SittingElf said:
What you are referring to is 15 USC 2302(c). To wit:
(c) Prohibition on conditions for written or implied warranty; waiver by Commission
No warrantor of a consumer product may condition his written or implied warranty of such product on the consumer’s using, in connection with such product, any article or service (other than article or service provided without charge under the terms of the warranty) which is identified by brand, trade, or corporate name; except that the prohibition of this subsection may be waived by the Commission if—
(1) the warrantor satisfies the Commission that the warranted product will function properly only if the article or service so identified is used in connection with the warranted product, and
(2) the Commission finds that such a waiver is in the public interest.
The Commission shall identify in the Federal Register, and permit public comment on, all applications for waiver of the prohibition of this subsection, and shall publish in the Federal Register its disposition of any such application, including the reasons therefor.
I'm sure Festool is aware of this Act, and from reading much of the whole Act, I think they have outs for damage CAUSED by non-Festool components.
Classic example is the early Dust Deputy that was killing CT circuit boards when operated on Festools Dust Collectors.
Nonetheless, there IS the Act, and Festool must abide by the code...and if exceptions are made, they must have been approved by the FTC.
Cheers,
Frank
Here in Canada warranties are handled much the same as the magnussen moss antitrust act in the USA.
As a form of consumer protection for Canadians the Competition Act is designed so that OEM manufacturers cannot claim a monopoly and bind consumers to only buy from them.
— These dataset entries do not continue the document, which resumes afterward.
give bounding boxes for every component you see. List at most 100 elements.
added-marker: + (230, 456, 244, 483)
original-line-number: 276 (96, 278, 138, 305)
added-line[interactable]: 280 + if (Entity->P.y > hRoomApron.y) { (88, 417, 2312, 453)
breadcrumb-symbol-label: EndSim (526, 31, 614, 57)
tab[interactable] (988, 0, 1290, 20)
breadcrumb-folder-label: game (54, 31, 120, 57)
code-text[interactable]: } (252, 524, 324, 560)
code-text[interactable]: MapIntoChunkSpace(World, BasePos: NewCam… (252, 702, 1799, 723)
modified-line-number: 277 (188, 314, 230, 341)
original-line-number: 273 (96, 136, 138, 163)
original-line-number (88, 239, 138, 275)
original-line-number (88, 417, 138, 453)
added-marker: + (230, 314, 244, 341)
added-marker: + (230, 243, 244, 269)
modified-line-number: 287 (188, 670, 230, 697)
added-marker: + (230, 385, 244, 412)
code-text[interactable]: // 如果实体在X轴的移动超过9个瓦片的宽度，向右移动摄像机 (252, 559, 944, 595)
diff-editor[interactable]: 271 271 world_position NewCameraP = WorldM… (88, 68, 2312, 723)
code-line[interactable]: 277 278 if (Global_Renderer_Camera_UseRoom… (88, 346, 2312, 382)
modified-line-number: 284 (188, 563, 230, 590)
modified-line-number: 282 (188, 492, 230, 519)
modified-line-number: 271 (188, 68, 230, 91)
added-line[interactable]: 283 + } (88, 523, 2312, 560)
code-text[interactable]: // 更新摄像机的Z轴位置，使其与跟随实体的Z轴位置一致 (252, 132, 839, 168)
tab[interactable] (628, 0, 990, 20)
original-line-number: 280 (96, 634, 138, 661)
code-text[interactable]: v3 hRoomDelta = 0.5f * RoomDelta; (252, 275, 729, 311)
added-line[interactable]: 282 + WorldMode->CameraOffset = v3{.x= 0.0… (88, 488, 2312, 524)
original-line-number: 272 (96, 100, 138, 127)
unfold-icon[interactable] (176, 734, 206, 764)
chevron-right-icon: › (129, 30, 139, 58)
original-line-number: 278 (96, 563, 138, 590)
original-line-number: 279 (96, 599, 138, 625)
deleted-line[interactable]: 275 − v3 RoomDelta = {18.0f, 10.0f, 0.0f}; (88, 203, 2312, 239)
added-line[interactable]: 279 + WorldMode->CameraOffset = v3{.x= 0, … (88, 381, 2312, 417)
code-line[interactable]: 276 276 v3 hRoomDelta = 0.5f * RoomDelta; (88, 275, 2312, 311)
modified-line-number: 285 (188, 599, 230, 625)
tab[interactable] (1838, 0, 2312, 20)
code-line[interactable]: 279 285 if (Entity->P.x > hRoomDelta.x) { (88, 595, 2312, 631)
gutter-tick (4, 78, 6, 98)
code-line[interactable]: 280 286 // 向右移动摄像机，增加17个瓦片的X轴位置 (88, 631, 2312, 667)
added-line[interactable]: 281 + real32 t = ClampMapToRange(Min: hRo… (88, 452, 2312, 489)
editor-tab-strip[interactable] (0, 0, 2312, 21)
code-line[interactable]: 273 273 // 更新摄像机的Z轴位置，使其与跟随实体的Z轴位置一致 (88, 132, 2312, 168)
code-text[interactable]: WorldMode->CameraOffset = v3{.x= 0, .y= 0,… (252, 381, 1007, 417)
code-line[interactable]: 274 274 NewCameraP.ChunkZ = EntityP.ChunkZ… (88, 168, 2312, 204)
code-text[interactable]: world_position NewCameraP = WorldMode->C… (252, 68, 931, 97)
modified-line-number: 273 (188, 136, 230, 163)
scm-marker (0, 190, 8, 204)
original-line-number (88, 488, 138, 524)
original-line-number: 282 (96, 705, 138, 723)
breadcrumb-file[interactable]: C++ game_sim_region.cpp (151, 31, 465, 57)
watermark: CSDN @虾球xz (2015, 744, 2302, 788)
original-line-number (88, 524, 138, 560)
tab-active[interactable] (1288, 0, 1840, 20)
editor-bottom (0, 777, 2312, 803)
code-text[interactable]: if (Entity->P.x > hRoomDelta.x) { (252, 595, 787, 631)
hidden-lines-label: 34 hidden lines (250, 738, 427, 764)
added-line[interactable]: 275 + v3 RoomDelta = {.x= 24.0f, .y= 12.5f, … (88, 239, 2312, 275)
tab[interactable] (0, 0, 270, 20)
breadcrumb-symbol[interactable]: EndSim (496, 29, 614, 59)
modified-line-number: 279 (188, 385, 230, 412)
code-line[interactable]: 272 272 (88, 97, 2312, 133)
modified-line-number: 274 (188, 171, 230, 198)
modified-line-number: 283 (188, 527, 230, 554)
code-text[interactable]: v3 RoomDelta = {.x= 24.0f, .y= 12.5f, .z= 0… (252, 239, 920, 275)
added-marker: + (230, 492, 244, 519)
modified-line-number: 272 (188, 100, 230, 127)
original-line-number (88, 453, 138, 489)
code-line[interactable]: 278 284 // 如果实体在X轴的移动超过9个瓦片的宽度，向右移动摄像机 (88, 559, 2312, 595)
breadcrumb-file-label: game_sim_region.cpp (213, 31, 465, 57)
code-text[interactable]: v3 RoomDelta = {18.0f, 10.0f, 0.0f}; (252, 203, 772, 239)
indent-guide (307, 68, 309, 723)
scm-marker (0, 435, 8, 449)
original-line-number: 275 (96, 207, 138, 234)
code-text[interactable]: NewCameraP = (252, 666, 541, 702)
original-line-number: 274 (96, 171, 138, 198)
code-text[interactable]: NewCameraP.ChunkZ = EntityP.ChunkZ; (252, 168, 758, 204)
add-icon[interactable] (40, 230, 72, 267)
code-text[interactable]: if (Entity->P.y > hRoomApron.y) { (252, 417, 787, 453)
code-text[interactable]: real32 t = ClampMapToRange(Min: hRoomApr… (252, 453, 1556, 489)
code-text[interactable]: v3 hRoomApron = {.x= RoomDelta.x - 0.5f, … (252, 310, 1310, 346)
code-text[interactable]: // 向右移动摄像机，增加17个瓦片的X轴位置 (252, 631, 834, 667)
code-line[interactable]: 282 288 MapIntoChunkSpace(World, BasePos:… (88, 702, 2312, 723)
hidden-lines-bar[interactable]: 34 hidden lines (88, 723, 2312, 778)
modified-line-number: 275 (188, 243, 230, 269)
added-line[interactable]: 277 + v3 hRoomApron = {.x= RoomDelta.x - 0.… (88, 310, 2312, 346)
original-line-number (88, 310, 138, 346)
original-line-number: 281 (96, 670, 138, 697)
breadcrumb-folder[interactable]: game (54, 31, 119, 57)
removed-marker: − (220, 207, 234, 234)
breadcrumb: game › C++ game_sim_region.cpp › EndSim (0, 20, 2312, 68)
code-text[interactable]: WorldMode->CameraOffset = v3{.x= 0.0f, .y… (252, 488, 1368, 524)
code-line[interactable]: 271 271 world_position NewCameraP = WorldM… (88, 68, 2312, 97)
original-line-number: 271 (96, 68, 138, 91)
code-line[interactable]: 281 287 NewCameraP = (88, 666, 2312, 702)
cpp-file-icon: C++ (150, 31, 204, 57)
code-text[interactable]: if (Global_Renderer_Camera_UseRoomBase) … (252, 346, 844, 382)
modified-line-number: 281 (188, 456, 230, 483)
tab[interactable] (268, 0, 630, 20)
These are better known as ‘anti-consumer’ practices and are very openly proclaimed as being illegal in the Competition Act and the Magnusson-Moss Warranty Act.
Here’s an example from the US Federal Trade Commission (FTC) better explaining what the law in the Magnusson-Moss Warranty Act states:
“Generally, tie-in sales provisions are not allowed. Such a provision would require a purchaser of the warranted product to buy an item or service from a particular company to use with the warranted product in order to be eligible to receive a remedy under the warranty. The following are examples of prohibited tie-in sales provisions.
For example; Quote
“In order to keep your new Plenum Brand Vacuum Cleaner warranty in effect, you must use genuine Plenum Brand Filter Bags. Failure to have scheduled maintenance performed, at your expense, by the Great American Maintenance Company, Inc., voids this warranty.”
This above law can be used in many different situations like getting your home appliances serviced by third-party service providers, and still keeping the warranty valid.
In the case of ink or toner cartridges, using remanufactured ink or toner is legally NOT going to void your warranty unless the OEM manufacturer is ready to take action to prove that the remanufactured ink or toner cartridge caused the printer or copier to fail, and in most cases this is highly unlikely." End quote.
Kind of like Ford insisting that their warranty is void because you used a Fram oil filter instead of the Ford branded filter. Simply doesn't happen and nor should it in this case.
So in keeping with this thread about "how many of us use non-Festool blades?" And vis-a-vis Festool stating unilaterally that use of non-festool will void the warranty is patently counter to the legislation in BOTH Canada and the U.S. The onus is on Festool to PROVE that the non-festool consumable in this case was responsible for or caused the tool failure, period.